Cells of three to five militants operate largely independently, a Hamas official said on condition of anonymity to discuss the secretive armed wing. Units holding hostages have been instructed to booby-trap their locations and wear explosive vests — to be detonated if Israeli forces show up, the official said.
Hamas' armed wing is led by Ezzedin al-Haddad, a veteran commander inside Gaza. It is the armed wing — and not the exiled leaders negotiating in Doha — that holds the hostages and would likely have the final word on their release.
If Hamas survives, it can rebuild
Hamas may only control around a quarter of Gaza, but that's where most of the population is, says Kobi Michael, an Israeli researcher at the Institute for National Security Studies and the Misgav Institute.
"As long as the people of Gaza believe that Hamas is an option for a future governance ... they will not support any other alternative," he said. "Hamas doesn't play games."
Hamas says it is willing to hand over power to other Palestinians but will not lay down its arms. It has threatened and killed Palestinians who cooperate with the Israeli military.
Israel fears any ceasefire that leaves Hamas armed and intact would allow it to eventually repeat the Oct. 7 attack. Netanyahu says the only solution is for Israel to maintain open-ended security control while delegating civilian administration to others.
But even then, a lasting victory could prove elusive.

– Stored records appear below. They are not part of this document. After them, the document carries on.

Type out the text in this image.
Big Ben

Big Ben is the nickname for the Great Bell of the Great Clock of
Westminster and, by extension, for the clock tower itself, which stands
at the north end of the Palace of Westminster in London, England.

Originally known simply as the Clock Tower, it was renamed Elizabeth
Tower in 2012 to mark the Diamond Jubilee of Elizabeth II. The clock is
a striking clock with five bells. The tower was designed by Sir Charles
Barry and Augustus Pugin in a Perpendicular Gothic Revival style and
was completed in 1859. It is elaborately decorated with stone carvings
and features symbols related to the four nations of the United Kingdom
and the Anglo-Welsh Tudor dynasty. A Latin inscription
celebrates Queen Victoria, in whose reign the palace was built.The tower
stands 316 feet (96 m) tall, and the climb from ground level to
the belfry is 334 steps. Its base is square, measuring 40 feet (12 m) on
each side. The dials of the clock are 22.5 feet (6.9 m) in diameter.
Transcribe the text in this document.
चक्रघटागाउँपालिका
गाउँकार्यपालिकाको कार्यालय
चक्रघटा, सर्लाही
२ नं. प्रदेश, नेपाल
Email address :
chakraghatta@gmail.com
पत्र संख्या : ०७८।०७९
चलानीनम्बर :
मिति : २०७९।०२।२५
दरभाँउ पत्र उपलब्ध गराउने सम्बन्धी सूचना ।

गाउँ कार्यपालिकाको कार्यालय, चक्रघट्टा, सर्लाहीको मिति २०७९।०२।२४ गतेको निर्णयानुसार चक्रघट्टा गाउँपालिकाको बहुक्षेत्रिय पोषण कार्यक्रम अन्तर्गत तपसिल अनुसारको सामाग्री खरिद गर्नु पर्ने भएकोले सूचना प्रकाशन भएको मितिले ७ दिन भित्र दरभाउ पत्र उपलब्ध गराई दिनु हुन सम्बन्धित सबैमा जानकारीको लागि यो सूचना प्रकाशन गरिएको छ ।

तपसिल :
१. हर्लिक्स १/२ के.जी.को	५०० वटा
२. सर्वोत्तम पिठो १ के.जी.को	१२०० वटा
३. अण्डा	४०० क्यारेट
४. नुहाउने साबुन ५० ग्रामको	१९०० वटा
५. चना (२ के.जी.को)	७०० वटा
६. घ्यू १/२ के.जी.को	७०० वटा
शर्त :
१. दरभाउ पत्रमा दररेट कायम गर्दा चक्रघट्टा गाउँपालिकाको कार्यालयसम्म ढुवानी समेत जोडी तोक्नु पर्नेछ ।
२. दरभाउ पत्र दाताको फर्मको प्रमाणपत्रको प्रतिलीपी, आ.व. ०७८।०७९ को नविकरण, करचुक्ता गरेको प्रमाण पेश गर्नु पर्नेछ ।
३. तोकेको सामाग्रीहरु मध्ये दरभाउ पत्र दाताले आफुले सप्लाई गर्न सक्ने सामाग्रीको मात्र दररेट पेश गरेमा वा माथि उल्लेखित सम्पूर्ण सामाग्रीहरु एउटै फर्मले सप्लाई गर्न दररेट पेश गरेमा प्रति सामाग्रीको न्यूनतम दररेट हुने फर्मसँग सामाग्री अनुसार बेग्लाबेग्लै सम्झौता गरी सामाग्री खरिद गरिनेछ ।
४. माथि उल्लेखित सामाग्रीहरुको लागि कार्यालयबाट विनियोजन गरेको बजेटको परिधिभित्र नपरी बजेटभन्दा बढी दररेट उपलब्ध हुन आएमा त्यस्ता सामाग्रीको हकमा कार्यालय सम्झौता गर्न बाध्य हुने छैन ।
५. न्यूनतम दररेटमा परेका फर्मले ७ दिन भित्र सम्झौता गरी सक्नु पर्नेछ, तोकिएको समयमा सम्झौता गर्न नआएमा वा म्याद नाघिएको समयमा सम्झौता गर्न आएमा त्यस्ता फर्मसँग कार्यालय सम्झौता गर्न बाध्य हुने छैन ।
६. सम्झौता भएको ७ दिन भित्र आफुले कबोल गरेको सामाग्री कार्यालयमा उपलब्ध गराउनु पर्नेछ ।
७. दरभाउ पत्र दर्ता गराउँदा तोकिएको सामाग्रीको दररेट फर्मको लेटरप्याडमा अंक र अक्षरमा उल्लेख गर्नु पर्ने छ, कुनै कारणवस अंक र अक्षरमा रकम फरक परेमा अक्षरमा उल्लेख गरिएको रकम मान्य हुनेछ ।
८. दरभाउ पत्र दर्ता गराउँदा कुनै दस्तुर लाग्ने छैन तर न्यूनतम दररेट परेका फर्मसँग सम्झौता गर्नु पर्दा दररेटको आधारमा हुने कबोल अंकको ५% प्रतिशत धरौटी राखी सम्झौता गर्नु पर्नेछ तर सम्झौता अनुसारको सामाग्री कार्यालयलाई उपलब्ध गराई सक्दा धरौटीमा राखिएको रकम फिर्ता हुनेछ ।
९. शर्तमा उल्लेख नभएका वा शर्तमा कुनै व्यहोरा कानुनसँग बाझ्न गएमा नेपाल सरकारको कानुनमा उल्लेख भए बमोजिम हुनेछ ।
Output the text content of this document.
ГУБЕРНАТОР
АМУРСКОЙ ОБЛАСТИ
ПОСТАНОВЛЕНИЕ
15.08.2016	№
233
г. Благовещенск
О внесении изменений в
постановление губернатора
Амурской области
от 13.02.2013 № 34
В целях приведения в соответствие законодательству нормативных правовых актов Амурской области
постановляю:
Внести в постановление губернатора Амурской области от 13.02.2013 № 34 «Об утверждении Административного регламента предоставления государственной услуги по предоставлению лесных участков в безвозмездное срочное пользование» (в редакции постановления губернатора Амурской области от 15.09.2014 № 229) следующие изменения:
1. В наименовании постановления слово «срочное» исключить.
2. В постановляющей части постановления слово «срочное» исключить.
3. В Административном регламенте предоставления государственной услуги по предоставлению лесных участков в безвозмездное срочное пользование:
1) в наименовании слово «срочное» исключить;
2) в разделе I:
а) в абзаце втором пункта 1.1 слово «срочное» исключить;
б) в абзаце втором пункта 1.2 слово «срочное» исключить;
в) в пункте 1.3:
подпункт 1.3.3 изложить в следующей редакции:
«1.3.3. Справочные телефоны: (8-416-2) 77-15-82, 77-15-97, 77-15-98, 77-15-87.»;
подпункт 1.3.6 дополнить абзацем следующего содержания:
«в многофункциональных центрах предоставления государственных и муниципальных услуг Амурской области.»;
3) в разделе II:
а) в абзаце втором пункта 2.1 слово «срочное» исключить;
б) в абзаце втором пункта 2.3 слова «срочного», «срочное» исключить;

Hamas emerged in the late 1980s, when Israel ruled Gaza. It only grew more powerful as Israel handed over civilian administration in the mid-1990s to the rival Palestinian Authority and withdrew troops and settlers in 2005.
Its ideology has survived the deaths of multiple leaders and countless other setbacks, and is likely to remain potent as long as Israel occupies lands the Palestinians want for a future state.
"Hamas has been degraded as an authority," said Ahmed Dhaher, a schoolteacher from northern Gaza. "But it has not ended. It will exist as long as the Israeli occupation exists."